Does the word “no” scare you? Are your sales conversations failing? Are your conversion rates low?
Have you been taught to ask questions that will lead a potential client to say “yes”? Have you had a client say “yes” but then they never actually sign the agreement? Do you feel like you aren’t conveying the value of your services?
I’m here to tell you the whole “yes” thing is bullshit. Yes!
It’s all about the NO.
I recently read Never Split the Difference: Negotiating As If Your Life Depended On It by Chris Voss. Chris is a former FBI hostage negotiator who revolutionized the way the FBI and other police enforcement negotiators spoke with criminals and created a set of techniques that can even be applied to negotiations with clients.
Throughout the book, Voss draws on his experiences in truly life-or-death situations to illustrate these techniques, and offers scores of examples of how they translate into our working lives. We spend most of our days at work negotiating for something. Knowing the most successful, crisis-tested approaches to the process will ensure the conversation more frequently goes your way. What sets these strategies apart from other negotiation paradigms—i.e., the standard thinking in negotiations is to approach them as logical and sequential problems to be solved—is the injection of emotional intelligence and empathy into the negotiation process. This was the game-changer for the FBI, Voss writes, and these are the unique skills emphasized in Never Split the Difference.
Voss explains how simple these tools can be, such as your tone of voice, the types of questions you ask the other party, or even how you enter the conversation in the first place. Successfully asking for a raise, a new position, a client concession, or a change to the terms of a contract can all be influenced by the techniques outlined in the book.
Next time a client tells you no, don’t take that as the end of negotiations. Instead, that is the beginning of the negotiation. While in person meetings are best for negotiations, sometimes our negotiations happen through email. Chris suggests using email like you would text messaging, and sending one thought/ negotiation technique at once instead of laying it all out in one email. HINT: it won’t work if you lay it all out at once.

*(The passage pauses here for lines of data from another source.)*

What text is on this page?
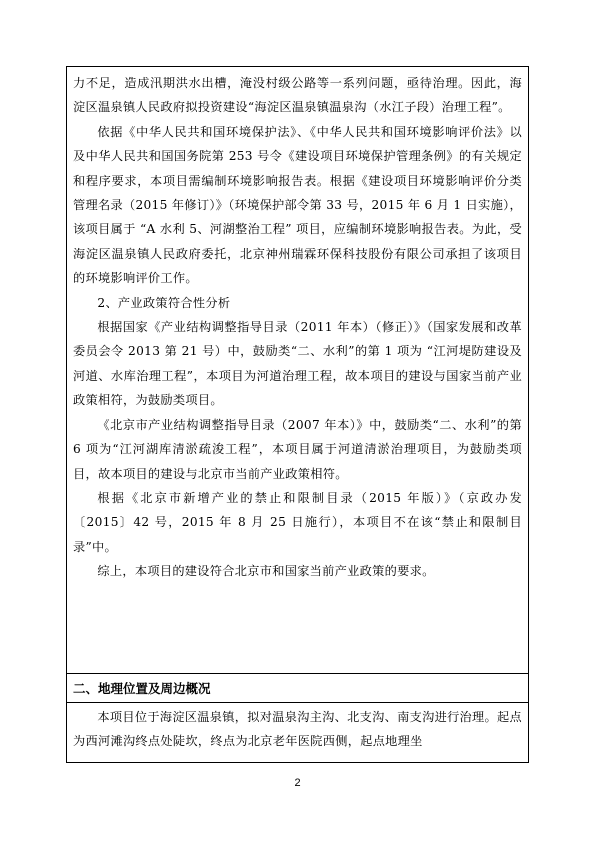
力不足，造成汛期洪水出槽，淹没村级公路等一系列问题，亟待治理。因此，海淀区温泉镇人民政府拟投资建设“海淀区温泉镇温泉沟（水江子段）治理工程”。

依据《中华人民共和国环境保护法》、《中华人民共和国环境影响评价法》以及中华人民共和国国务院第 253 号令《建设项目环境保护管理条例》的有关规定和程序要求，本项目需编制环境影响报告表。根据《建设项目环境影响评价分类管理名录（2015 年修订）》（环境保护部令第 33 号，2015 年 6 月 1 日实施），该项目属于 “A 水利 5、河湖整治工程” 项目，应编制环境影响报告表。为此，受海淀区温泉镇人民政府委托，北京神州瑞霖环保科技股份有限公司承担了该项目的环境影响评价工作。

2、产业政策符合性分析

根据国家《产业结构调整指导目录（2011 年本）（修正）》（国家发展和改革委员会令 2013 第 21 号）中，鼓励类“二、水利”的第 1 项为 “江河堤防建设及河道、水库治理工程”，本项目为河道治理工程，故本项目的建设与国家当前产业政策相符，为鼓励类项目。

《北京市产业结构调整指导目录（2007 年本）》中，鼓励类“二、水利”的第 6 项为“江河湖库清淤疏浚工程”，本项目属于河道清淤治理项目，为鼓励类项目，故本项目的建设与北京市当前产业政策相符。

根据《北京市新增产业的禁止和限制目录（2015 年版）》（京政办发〔2015〕42 号，2015 年 8 月 25 日施行），本项目不在该“禁止和限制目录”中。

综上，本项目的建设符合北京市和国家当前产业政策的要求。

二、地理位置及周边概况
本项目位于海淀区温泉镇，拟对温泉沟主沟、北支沟、南支沟进行治理。起点为西河滩沟终点处陡坎，终点为北京老年医院西侧，起点地理坐
2
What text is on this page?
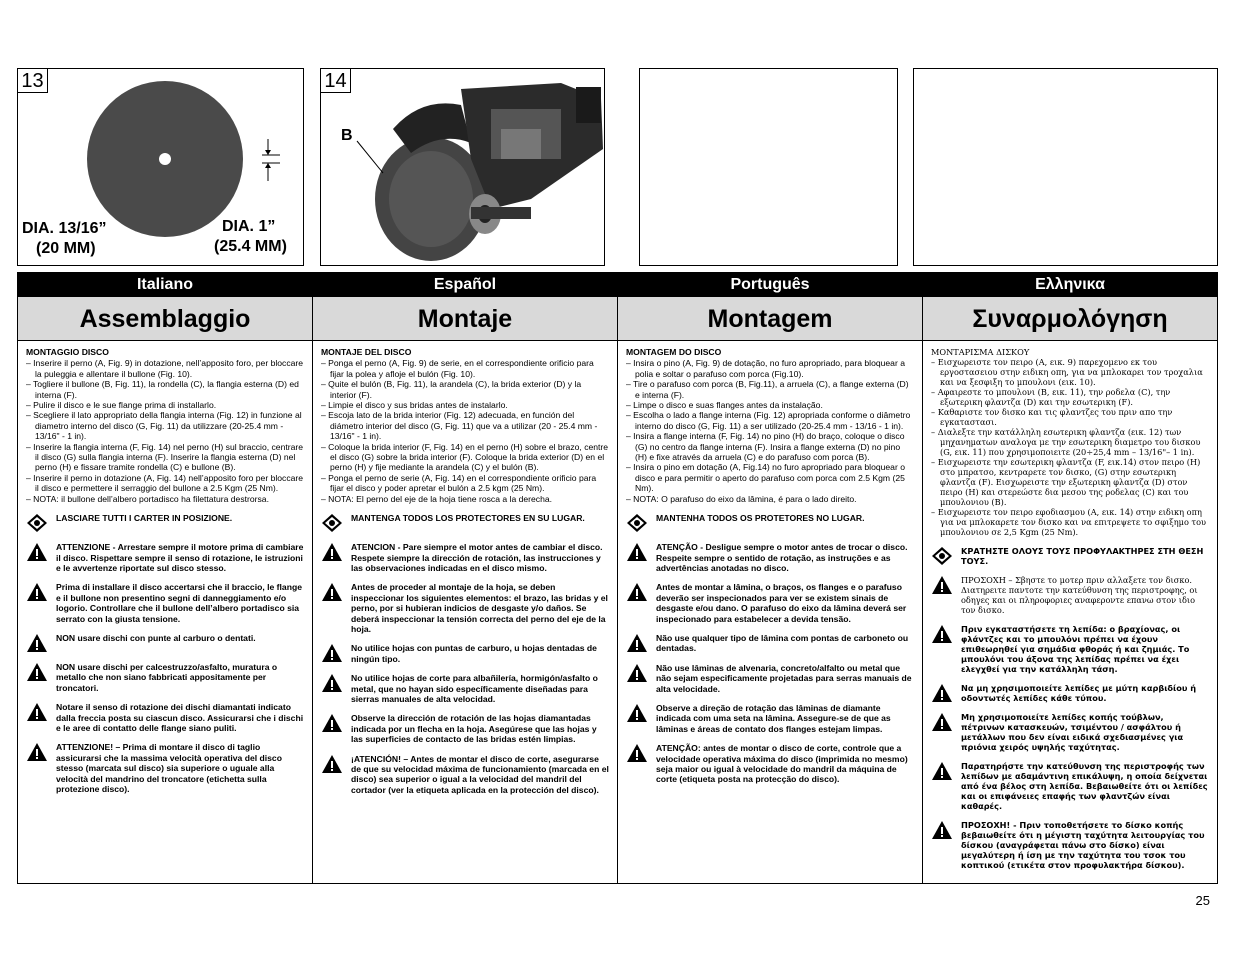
13
DIA. 13/16”
(20 MM)
DIA. 1”
(25.4 MM)
14
B
Italiano
Assemblaggio
MONTAGGIO DISCO
– Inserire il perno (A, Fig. 9) in dotazione, nell’apposito foro, per bloccare la puleggia e allentare il bullone (Fig. 10).
– Togliere il bullone (B, Fig. 11), la rondella (C), la flangia esterna (D) ed interna (F).
– Pulire il disco e le sue flange prima di installarlo.
– Scegliere il lato appropriato della flangia interna (Fig. 12) in funzione al diametro interno del disco (G, Fig. 11) da utilizzare (20-25.4 mm - 13/16" - 1 in).
– Inserire la flangia interna (F, Fig. 14) nel perno (H) sul braccio, centrare il disco (G) sulla flangia interna (F). Inserire la flangia esterna (D) nel perno (H) e fissare tramite rondella (C) e bullone (B).
– Inserire il perno in dotazione (A, Fig. 14) nell’apposito foro per bloccare il disco e permettere il serraggio del bullone a 2.5 Kgm (25 Nm).
– NOTA: il bullone dell’albero portadisco ha filettatura destrorsa.
LASCIARE TUTTI I CARTER IN POSIZIONE.
ATTENZIONE - Arrestare sempre il motore prima di cambiare il disco. Rispettare sempre il senso di rotazione, le istruzioni e le avvertenze riportate sul disco stesso.
Prima di installare il disco accertarsi che il braccio, le flange e il bullone non presentino segni di danneggiamento e/o logorio. Controllare che il bullone dell’albero portadisco sia serrato con la giusta tensione.
NON usare dischi con punte al carburo o dentati.
NON usare dischi per calcestruzzo/asfalto, muratura o metallo che non siano fabbricati appositamente per troncatori.
Notare il senso di rotazione dei dischi diamantati indicato dalla freccia posta su ciascun disco. Assicurarsi che i dischi e le aree di contatto delle flange siano puliti.
ATTENZIONE! – Prima di montare il disco di taglio assicurarsi che la massima velocità operativa del disco stesso (marcata sul disco) sia superiore o uguale alla velocità del mandrino del troncatore (etichetta sulla protezione disco).
Español
Montaje
MONTAJE DEL DISCO
– Ponga el perno (A, Fig. 9) de serie, en el correspondiente orificio para fijar la polea y afloje el bulón (Fig. 10).
– Quite el bulón (B, Fig. 11), la arandela (C), la brida exterior (D) y la interior (F).
– Limpie el disco y sus bridas antes de instalarlo.
– Escoja lato de la brida interior (Fig. 12) adecuada, en función del diámetro interior del disco (G, Fig. 11) que va a utilizar (20 - 25.4 mm - 13/16" - 1 in).
– Coloque la brida interior (F, Fig. 14) en el perno (H) sobre el brazo, centre el disco (G) sobre la brida interior (F). Coloque la brida exterior (D) en el perno (H) y fije mediante la arandela (C) y el bulón (B).
– Ponga el perno de serie (A, Fig. 14) en el correspondiente orificio para fijar el disco y poder apretar el bulón a 2.5 kgm (25 Nm).
– NOTA: El perno del eje de la hoja tiene rosca a la derecha.
MANTENGA TODOS LOS PROTECTORES EN SU LUGAR.
ATENCION - Pare siempre el motor antes de cambiar el disco. Respete siempre la dirección de rotación, las instrucciones y las observaciones indicadas en el disco mismo.
Antes de proceder al montaje de la hoja, se deben inspeccionar los siguientes elementos: el brazo, las bridas y el perno, por si hubieran indicios de desgaste y/o daños. Se deberá inspeccionar la tensión correcta del perno del eje de la hoja.
No utilice hojas con puntas de carburo, u hojas dentadas de ningún tipo.
No utilice hojas de corte para albañilería, hormigón/asfalto o metal, que no hayan sido específicamente diseñadas para sierras manuales de alta velocidad.
Observe la dirección de rotación de las hojas diamantadas indicada por un flecha en la hoja. Asegúrese que las hojas y las superficies de contacto de las bridas estén limpias.
¡ATENCIÓN! – Antes de montar el disco de corte, asegurarse de que su velocidad máxima de funcionamiento (marcada en el disco) sea superior o igual a la velocidad del mandril del cortador (ver la etiqueta aplicada en la protección del disco).
Português
Montagem
MONTAGEM DO DISCO
– Insira o pino (A, Fig. 9) de dotação, no furo apropriado, para bloquear a polia e soltar o parafuso com porca (Fig.10).
– Tire o parafuso com porca (B, Fig.11), a arruela (C), a flange externa (D) e interna (F).
– Limpe o disco e suas flanges antes da instalação.
– Escolha o lado a flange interna (Fig. 12) apropriada conforme o diâmetro interno do disco (G, Fig. 11) a ser utilizado (20-25.4 mm - 13/16 - 1 in).
– Insira a flange interna (F, Fig. 14) no pino (H) do braço, coloque o disco (G) no centro da flange interna (F). Insira a flange externa (D) no pino (H) e fixe através da arruela (C) e do parafuso com porca (B).
– Insira o pino em dotação (A, Fig.14) no furo apropriado para bloquear o disco e para permitir o aperto do parafuso com porca com 2.5 Kgm (25 Nm).
– NOTA: O parafuso do eixo da lâmina, é para o lado direito.
MANTENHA TODOS OS PROTETORES NO LUGAR.
ATENÇÃO - Desligue sempre o motor antes de trocar o disco. Respeite sempre o sentido de rotação, as instruções e as advertências anotadas no disco.
Antes de montar a lâmina, o braços, os flanges e o parafuso deverão ser inspecionados para ver se existem sinais de desgaste e/ou dano. O parafuso do eixo da lâmina deverá ser inspecionado para estabelecer a devida tensão.
Não use qualquer tipo de lâmina com pontas de carboneto ou dentadas.
Não use lâminas de alvenaria, concreto/alfalto ou metal que não sejam especificamente projetadas para serras manuais de alta velocidade.
Observe a direção de rotação das lâminas de diamante indicada com uma seta na lâmina. Assegure-se de que as lâminas e áreas de contato dos flanges estejam limpas.
ATENÇÃO: antes de montar o disco de corte, controle que a velocidade operativa máxima do disco (imprimida no mesmo) seja maior ou igual à velocidade do mandril da máquina de corte (etiqueta posta na protecção do disco).
Ελληνικα
Συναρμολόγηση
ΜΟΝΤΑΡΙΣΜΑ ΔΙΣΚΟΥ
– Εισχωρειστε τον πειρο (A, εικ. 9) παρεχομενο εκ του εργοστασειου στην ειδικη οπη, για να μπλοκαρει τον τροχαλια και να ξεσφιξη το μπουλονι (εικ. 10).
– Αφαιρεστε το μπουλονι (B, εικ. 11), την ροδελα (C), την εξωτερικη φλαντζα (D) και την εσωτερικη (F).
– Καθαριστε τον δισκο και τις φλαντζες του πριν απο την εγκαταστασι.
– Διαλεξτε την κατάλληλη εσωτερικη φλαντζα (εικ. 12) των μηχανηματων αναλογα με την εσωτερικη διαμετρο του δισκου (G, εικ. 11) που χρησιμοποιειτε (20÷25,4 mm – 13/16"– 1 in).
– Εισχωρειστε την εσωτερικη φλαντζα (F, εικ.14) στον πειρο (H) στο μπρατσο, κεντραρετε τον δισκο, (G) στην εσωτερικη φλαντζα (F). Εισχωρειστε την εξωτερικη φλαντζα (D) στον πειρο (H) και στερεώστε δια μεσου της ροδελας (C) και του μπουλονιου (B).
– Εισχωρειστε τον πειρο εφοδιασμου (A, εικ. 14) στην ειδικη οπη για να μπλοκαρετε τον δισκο και να επιτρεψετε το σφιξημο του μπουλονιου σε 2,5 Kgm (25 Nm).
ΚΡΑΤΗΣΤΕ ΟΛΟΥΣ ΤΟΥΣ ΠΡΟΦΥΛΑΚΤΗΡΕΣ ΣΤΗ ΘΕΣΗ ΤΟΥΣ.
ΠΡΟΣΟΧΗ – Σβηστε το μοτερ πριν αλλαξετε τον δισκο. Διατηρειτε παντοτε την κατεύθυνση της περιστροφης, οι οδηγες και οι πληροφοριες αναφεροντε επανω στον ιδιο τον δισκο.
Πριν εγκαταστήσετε τη λεπίδα: ο βραχίονας, οι φλάντζες και το μπουλόνι πρέπει να έχουν επιθεωρηθεί για σημάδια φθοράς ή και ζημιάς. Το μπουλόνι του άξονα της λεπίδας πρέπει να έχει ελεγχθεί για την κατάλληλη τάση.
Να μη χρησιμοποιείτε λεπίδες με μύτη καρβιδίου ή οδοντωτές λεπίδες κάθε τύπου.
Μη χρησιμοποιείτε λεπίδες κοπής τούβλων, πέτρινων κατασκευών, τσιμέντου / ασφάλτου ή μετάλλων που δεν είναι ειδικά σχεδιασμένες για πριόνια χειρός υψηλής ταχύτητας.
Παρατηρήστε την κατεύθυνση της περιστροφής των λεπίδων με αδαμάντινη επικάλυψη, η οποία δείχνεται από ένα βέλος στη λεπίδα. Βεβαιωθείτε ότι οι λεπίδες και οι επιφάνειες επαφής των φλαντζών είναι καθαρές.
ΠΡΟΣΟΧΗ! - Πριν τοποθετήσετε το δίσκο κοπής βεβαιωθείτε ότι η μέγιστη ταχύτητα λειτουργίας του δίσκου (αναγράφεται πάνω στο δίσκο) είναι μεγαλύτερη ή ίση με την ταχύτητα του τσοκ του κοπτικού (ετικέτα στον προφυλακτήρα δίσκου).
25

People who view negotiation as a battle of arguments become overwhelmed by the voices in their head. Negotiation is not an act of battle; it’s a process of discovery. Your goal is to uncover as much information as possible. To quiet the voices in your head, make your sole and all-encompassing focus the other person and what they have to say. Your goal is to identify what your counterpart actually needs and get them feeling safe enough to talk about what they want.
Going too fast is one of the mistakes all negotiators make. If you’re too much in a hurry, people can feel as if they’re not being heard and you risk undermining the rapport and trust we’ve built.
There are three voice tones available to negotiators:
The late-night FM DJ voice: Use selectively to make a point. Inflect your voice downward, keeping it calm and slow. When done properly, you create an aura of authority and trustworthiness without triggering defensiveness.
The positive/playful voice: Should be your default voice. It’s the voice of an easygoing, good-natured person. Your attitude is light and encouraging. The key here is to relax and smile while you’re talking.
The direct or assertive voice: Used rarely. Will cause problems and create pushback.
Put a smile on your face. When people are in a positive frame of mind, they think more quickly and are more likely to collaborate and problem-solve. Positivity creates mental agility in both you and your counterpart.
You can be very direct and to the point as long as you create safety by a tone of voice that says “I’m okay, you’re okay, let’s figure things out.”
These are just a few of the tips from the book that have changed how thousands of people negotiate with others.